Nous le savons, la pollution des océans, notamment due à notre production de plastique, nuit à l’écosystème de notre planète. C’est sur ce constat que deux écologistes ont décidé de créer l’association Wings of the Ocean pour permettre à des éco-volontaires sans expérience dans la navigation, de parcourir la mer en voilier pour nettoyer les océans. Mélissa Dossin, jeune danseuse liégeoise de formation, a sauté sur l’occasion. À la veille de son voyage de 4 mois jusqu’aux Açores, le P’Tit Torê te propose de te plonger dans les raisons de son engagement envers la vie marine.

Melissa Dossin devant le Kraken

Quelle est la mission principale derrière ce projet ? 

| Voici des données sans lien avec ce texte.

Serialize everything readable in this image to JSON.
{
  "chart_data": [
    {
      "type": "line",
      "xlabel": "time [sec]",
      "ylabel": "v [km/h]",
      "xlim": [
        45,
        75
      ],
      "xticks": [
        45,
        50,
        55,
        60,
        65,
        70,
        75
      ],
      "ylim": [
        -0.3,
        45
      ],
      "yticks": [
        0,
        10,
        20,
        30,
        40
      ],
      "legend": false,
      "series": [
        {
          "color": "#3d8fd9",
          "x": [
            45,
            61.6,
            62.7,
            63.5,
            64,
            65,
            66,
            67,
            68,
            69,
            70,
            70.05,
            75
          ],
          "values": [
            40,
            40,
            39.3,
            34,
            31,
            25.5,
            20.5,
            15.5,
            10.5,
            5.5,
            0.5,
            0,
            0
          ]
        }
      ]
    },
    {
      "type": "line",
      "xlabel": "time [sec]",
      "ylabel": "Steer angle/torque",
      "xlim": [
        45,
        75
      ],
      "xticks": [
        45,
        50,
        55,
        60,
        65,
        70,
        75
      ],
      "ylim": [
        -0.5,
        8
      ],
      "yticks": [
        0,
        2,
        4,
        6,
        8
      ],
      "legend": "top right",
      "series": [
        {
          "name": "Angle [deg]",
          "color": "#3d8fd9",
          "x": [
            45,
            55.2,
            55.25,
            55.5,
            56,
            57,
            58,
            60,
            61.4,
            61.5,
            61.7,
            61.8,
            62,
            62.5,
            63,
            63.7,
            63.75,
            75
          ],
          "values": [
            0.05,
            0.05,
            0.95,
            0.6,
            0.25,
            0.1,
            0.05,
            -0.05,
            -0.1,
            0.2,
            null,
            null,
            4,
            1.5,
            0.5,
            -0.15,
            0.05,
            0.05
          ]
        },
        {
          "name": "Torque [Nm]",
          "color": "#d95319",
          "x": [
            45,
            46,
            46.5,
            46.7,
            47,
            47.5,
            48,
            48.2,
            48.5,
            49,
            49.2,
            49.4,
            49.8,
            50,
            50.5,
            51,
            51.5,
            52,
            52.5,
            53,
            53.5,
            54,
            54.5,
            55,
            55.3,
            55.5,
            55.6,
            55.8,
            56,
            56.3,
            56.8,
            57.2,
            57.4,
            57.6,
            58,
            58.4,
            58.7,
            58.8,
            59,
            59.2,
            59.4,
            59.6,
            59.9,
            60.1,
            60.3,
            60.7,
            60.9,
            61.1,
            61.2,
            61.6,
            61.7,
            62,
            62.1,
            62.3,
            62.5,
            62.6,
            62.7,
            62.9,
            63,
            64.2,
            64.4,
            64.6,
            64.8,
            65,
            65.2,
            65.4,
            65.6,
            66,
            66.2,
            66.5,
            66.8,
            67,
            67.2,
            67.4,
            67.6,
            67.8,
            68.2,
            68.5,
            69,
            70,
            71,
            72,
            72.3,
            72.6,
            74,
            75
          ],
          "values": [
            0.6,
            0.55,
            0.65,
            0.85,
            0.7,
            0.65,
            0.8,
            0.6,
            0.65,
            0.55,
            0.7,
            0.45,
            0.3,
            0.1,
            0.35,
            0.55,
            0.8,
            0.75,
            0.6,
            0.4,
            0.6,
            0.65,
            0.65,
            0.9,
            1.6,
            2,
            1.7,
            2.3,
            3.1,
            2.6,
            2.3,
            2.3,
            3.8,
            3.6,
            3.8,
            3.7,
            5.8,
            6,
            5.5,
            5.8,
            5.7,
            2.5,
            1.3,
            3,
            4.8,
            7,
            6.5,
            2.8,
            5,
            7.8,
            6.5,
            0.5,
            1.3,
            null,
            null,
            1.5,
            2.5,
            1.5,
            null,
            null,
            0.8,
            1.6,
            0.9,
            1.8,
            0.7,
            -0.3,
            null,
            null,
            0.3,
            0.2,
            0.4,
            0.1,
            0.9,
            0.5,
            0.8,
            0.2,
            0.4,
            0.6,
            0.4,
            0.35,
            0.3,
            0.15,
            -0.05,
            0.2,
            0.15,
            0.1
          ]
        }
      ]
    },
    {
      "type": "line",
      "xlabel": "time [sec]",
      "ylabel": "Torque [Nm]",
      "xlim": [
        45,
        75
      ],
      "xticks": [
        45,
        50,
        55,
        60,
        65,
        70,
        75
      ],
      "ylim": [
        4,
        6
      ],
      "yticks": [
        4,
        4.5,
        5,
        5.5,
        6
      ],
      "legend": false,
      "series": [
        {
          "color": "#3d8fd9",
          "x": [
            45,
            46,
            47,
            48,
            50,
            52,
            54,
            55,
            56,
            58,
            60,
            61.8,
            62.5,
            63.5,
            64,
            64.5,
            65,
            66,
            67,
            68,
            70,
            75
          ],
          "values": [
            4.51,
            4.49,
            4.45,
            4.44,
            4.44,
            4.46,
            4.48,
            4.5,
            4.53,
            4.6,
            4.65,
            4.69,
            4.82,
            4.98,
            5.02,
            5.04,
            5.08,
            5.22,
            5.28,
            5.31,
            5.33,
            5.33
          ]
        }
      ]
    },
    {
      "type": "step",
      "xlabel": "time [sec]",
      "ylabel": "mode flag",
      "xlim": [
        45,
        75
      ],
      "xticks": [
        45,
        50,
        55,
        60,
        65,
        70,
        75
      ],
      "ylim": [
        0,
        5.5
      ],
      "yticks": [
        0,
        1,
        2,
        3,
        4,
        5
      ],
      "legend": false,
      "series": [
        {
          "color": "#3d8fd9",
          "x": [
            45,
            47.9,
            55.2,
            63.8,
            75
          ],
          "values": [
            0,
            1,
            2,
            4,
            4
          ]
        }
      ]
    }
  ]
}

La mission principale du voilier de Wings of the Ocean, nommé le Kraken, est d’agir directement en mer et de se rendre dans les zones polluées afin d’y retirer du plastique et des filets dérivants. Le but est de mener des actions concrètes, comme des nettoyages de plages par exemple. L’association a également mis en place une école de voile et une base d’accueil de scientifiques, de médias et de projets éducatifs. Ce système permettra de sensibiliser et d’ouvrir les consciences sur l’état de nos océans et l’importance qu’ils ont dans notre écosystème.

Des éco-volontaires ramassant des déchets sur la plage

Quel a été ta première motivation pour t’embarquer ? Étais-tu engagée dans la défense de l’environnement avant de t’inscrire ?   

Pas vraiment, mais j’ai toujours été sensible à la nature et aux animaux. Depuis cette décision, je me sens beaucoup plus engagée et j’essaye de changer mon quotidien afin de nuire le moins possible à notre planète. Je ne suis pas encore irréprochable mais je me sens prête à l’être. En fait, Wings of the Ocean est plutôt une ouverture sur mon engagement écologique plutôt qu’un aboutissement. L’association donne une ouverture au monde et une possibilité d’agir et c’est ce qui m’a particulièrement attiré dans le projet ! Ma première motivation c’est de le faire pour les animaux. Cependant, il faut rester humble, nous n’allons pas pouvoir nettoyer la totalité des Océans mais c’est un pas qui va à l’encontre de la destruction. Si nous marchions tous dans cette direction, nous pourrions faire quelque chose. Il ne faut pas penser au résultat. Il faut faire sa part, de son mieux, et puis le reste suivra.   

 

Mélissa Dossin (à droite) accompagnée d’une volontaire sur le pont du voilier

Quels conseils donnerais-tu à quelqu’un qui veut se lancer dans un projet aussi ambitieux que le tien ? 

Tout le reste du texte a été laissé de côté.